Monday, February 16, 2015

God-ward

Over the weekend, a funny thing happened: I turned 30. And I don't really know what to say about that except to say that I had no idea. I had no idea how much, in my 20s, I was holding my breath and how incredible it would be, at 30, to feel like I can breathe again. 

I think in my 20s, I was trying to figure a lot of things out. I was trying to find authority or meaning or...something in my life, trying to use these formative years to make something of myself. Or at least to figure out what I might want to make of myself. I think there's a lot of pressure on the 20-somethings. You're not a child any more but it doesn't feel like you're firmly established in your life, either. There's room here to make some major decisions, to try some crazy things, to give life a go because there's still time to go another direction entirely if you should so decide it's necessary. It all feels very exhilarating at the time, but as the years press on, you can't help but realize the emptiness of it. As time goes by, you start to feel how much you've just been kind of floating, and how desperate you are to just put your feet down somewhere. 

And I think it's easy, too, to get lost in all the things you want to do in the world, all the adventures you want to have, all the names you want to make for yourself, all the achievements you want to meet and sometimes, you're fortunate enough to find the very things you thought you were seeking but you look in the mirror one day and realize this is not your story. At least, it's not the story you want people to tell about you. For all the things you've done, all the adventures you've had, all the names you've made, all the achievements you've met, you realize all these things say nothing about who you are. They say very much about what you are, but nothing about who you are.
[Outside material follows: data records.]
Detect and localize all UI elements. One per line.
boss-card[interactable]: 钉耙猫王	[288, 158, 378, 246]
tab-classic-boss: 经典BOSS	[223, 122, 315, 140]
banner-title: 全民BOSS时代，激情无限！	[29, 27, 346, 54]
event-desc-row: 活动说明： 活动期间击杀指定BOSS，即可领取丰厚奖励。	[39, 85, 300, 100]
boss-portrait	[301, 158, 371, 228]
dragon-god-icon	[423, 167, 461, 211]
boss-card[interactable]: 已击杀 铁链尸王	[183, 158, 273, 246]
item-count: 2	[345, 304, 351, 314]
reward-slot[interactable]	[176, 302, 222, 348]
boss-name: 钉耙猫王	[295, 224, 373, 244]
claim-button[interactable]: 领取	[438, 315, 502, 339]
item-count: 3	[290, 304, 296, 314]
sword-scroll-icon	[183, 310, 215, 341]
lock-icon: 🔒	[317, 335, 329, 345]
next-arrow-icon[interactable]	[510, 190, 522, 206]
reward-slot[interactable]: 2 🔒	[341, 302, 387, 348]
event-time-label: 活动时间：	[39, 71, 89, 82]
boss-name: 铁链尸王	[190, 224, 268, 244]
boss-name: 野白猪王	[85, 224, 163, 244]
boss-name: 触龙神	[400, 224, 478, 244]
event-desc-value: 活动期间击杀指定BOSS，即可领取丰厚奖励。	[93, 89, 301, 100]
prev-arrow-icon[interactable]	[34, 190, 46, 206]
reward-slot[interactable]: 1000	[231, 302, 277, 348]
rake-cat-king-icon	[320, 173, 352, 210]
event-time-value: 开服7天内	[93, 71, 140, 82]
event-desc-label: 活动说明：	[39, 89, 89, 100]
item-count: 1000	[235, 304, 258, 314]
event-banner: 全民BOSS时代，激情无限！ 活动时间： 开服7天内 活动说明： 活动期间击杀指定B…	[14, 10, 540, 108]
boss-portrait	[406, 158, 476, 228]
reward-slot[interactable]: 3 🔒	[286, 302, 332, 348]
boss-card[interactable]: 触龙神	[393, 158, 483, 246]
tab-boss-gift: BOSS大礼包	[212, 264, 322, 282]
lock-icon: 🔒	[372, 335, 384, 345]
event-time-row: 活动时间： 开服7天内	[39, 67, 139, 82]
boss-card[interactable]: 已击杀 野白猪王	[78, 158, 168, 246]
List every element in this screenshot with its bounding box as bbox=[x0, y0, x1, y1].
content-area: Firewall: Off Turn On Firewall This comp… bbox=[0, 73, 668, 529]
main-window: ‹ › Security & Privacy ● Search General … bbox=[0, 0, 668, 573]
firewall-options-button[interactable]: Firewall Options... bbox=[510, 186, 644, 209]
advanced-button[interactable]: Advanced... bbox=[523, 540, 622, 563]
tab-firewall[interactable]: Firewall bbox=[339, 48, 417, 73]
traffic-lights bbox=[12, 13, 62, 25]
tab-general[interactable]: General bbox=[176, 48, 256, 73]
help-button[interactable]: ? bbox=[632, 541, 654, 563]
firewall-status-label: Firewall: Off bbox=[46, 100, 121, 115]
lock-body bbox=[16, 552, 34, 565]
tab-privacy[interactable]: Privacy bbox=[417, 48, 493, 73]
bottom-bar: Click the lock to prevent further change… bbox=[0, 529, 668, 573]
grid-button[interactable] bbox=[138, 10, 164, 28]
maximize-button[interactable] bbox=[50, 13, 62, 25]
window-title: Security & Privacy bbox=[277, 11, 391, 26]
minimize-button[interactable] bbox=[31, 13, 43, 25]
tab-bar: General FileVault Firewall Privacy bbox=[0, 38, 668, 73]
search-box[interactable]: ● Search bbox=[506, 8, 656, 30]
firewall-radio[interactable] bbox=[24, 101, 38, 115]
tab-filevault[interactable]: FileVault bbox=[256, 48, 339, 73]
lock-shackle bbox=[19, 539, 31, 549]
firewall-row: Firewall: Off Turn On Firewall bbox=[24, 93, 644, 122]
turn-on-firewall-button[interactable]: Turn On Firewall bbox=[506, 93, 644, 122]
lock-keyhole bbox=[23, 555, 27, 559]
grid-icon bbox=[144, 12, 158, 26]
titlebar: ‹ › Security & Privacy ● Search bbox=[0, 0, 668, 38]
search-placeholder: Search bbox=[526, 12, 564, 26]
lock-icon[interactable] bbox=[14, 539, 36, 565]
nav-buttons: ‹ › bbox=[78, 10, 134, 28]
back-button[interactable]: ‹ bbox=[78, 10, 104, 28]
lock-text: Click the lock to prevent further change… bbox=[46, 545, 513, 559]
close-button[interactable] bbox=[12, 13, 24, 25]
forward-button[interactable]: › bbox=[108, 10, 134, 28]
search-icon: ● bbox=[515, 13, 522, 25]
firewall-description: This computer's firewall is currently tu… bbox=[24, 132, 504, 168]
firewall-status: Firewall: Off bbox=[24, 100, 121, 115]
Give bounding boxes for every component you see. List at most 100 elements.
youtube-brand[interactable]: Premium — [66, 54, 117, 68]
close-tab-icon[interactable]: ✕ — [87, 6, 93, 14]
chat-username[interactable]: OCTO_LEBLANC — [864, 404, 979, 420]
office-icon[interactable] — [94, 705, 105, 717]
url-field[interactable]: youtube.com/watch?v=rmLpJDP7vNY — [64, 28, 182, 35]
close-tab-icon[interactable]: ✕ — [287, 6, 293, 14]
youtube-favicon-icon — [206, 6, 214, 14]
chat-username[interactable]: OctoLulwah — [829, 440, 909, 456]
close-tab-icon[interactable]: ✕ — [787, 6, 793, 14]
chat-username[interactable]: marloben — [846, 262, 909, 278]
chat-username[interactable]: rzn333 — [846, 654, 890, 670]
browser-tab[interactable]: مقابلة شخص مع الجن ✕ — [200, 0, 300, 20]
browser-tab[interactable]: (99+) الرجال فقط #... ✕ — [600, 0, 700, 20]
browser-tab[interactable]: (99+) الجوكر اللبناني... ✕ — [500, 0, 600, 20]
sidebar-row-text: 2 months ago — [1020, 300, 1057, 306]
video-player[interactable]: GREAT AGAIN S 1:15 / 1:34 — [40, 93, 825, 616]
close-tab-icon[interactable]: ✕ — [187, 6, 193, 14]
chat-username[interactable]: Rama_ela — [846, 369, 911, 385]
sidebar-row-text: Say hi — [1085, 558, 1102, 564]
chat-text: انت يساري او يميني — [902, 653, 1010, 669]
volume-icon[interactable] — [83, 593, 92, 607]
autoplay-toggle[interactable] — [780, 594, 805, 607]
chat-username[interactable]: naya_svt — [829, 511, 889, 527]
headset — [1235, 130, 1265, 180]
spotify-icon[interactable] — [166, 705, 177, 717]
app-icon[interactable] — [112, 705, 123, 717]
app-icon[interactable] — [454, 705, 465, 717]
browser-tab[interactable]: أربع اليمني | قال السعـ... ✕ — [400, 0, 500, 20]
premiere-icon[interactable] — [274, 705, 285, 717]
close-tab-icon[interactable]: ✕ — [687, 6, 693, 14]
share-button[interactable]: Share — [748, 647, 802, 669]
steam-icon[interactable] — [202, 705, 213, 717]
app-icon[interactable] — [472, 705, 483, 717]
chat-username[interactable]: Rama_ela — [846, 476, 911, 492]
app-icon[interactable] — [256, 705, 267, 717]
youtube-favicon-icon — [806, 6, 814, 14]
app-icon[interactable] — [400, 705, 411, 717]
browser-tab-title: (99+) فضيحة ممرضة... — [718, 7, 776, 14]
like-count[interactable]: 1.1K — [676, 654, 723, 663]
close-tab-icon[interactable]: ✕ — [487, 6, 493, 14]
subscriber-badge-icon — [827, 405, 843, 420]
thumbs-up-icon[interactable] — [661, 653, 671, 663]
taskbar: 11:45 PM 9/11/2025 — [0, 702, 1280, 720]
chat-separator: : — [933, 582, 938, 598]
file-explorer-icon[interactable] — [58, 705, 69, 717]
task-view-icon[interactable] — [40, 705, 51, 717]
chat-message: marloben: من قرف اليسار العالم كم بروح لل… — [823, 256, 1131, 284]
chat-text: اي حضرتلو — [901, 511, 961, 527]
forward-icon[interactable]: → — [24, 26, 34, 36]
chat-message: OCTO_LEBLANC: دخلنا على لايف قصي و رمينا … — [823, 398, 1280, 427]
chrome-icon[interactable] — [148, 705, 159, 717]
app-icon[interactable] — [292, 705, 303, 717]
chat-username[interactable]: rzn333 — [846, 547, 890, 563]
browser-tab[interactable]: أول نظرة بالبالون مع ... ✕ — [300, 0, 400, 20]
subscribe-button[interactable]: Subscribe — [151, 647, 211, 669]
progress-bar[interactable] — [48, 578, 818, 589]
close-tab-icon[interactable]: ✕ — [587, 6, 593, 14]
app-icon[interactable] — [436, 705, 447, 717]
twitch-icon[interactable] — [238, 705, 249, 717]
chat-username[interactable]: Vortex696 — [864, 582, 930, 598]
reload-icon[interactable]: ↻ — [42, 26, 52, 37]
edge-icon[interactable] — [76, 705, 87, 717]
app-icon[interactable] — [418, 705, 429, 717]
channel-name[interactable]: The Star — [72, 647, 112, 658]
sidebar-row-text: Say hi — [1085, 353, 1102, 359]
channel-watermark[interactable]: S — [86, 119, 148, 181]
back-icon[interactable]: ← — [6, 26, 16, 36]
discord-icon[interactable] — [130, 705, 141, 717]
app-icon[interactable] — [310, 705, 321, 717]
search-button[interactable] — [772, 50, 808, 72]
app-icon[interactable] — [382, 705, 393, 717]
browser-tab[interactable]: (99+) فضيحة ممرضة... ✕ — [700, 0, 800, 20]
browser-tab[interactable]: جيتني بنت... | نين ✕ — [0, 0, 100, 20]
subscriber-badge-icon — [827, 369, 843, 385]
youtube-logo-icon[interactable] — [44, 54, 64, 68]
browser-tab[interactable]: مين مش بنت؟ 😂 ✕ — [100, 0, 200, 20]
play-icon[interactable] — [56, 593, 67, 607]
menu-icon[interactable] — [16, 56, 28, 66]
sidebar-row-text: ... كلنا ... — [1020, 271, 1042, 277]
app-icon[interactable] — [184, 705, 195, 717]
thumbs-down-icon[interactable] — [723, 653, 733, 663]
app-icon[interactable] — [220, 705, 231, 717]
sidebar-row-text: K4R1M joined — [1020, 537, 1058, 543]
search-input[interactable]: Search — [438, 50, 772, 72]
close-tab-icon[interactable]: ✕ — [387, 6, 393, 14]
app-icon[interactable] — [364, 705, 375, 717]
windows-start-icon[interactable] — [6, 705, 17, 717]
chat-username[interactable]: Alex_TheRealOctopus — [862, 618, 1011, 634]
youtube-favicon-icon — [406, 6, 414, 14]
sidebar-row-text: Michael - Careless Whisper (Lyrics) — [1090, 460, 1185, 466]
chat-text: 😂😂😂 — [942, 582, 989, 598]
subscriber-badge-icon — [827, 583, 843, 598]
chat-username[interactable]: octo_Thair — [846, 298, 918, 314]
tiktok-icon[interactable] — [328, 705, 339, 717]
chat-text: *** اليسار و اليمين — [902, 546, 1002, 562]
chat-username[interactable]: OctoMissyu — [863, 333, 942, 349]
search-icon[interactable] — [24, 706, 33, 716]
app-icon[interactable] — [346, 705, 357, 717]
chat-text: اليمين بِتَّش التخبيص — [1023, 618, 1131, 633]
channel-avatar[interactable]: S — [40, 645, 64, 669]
And you start to think about the self you have given to this world and you start to worry that maybe you haven't. The 20s are a time when it's very easy to get so lost in doing in this world that it's easy to forget about being in this world. 

They're not the same thing. 

All this happens without your really thinking about it. You don't intend to lose yourself in the very years you're supposed to be finding you, but you do it anyway. It happens without your really noticing it. It happens without your meaning for it to. You look in the mirror one day, maybe on a day when your 20s are about to end and a new era is about to start in your life, and you realize you've lived yourself blue in the face, screaming into your life, waiting on it to say something about you, and here you are...and your life has yet to speak. At least not how you figured it ought to.

I don't say all this to be depressing. That's not it at all. Because a few weeks ago, I had the opportunity to tell my story in a way I never thought I would tell it. The invitation was open - I could have told it any way I so desired to tell it. I could have told it the way I've told it for nearly three decades. But I didn't. I chose to tell it in a new way. And what I found in doing so was that even when it didn't seem like my life was speaking much at all, my life was speaking into me. God was using my story to shape me for the story He created me to tell. 

So I want to take a few days (and I haven't really thought about how many yet) to tell a bit of this story, in the hopes that it might be an encouragement to those who find themselves in a similar position. To those of you who are waiting for your life to speak but can't hear it echoing in your own heart. To those of you who want so much for your life to be a bigger thing that you don't realize how big it already is. To those of you who stand on the edge of a new season and wonder where life goes from here, that you might see that it goes in the direction it's already headed - God-ward. Whether you've noticed until now or not.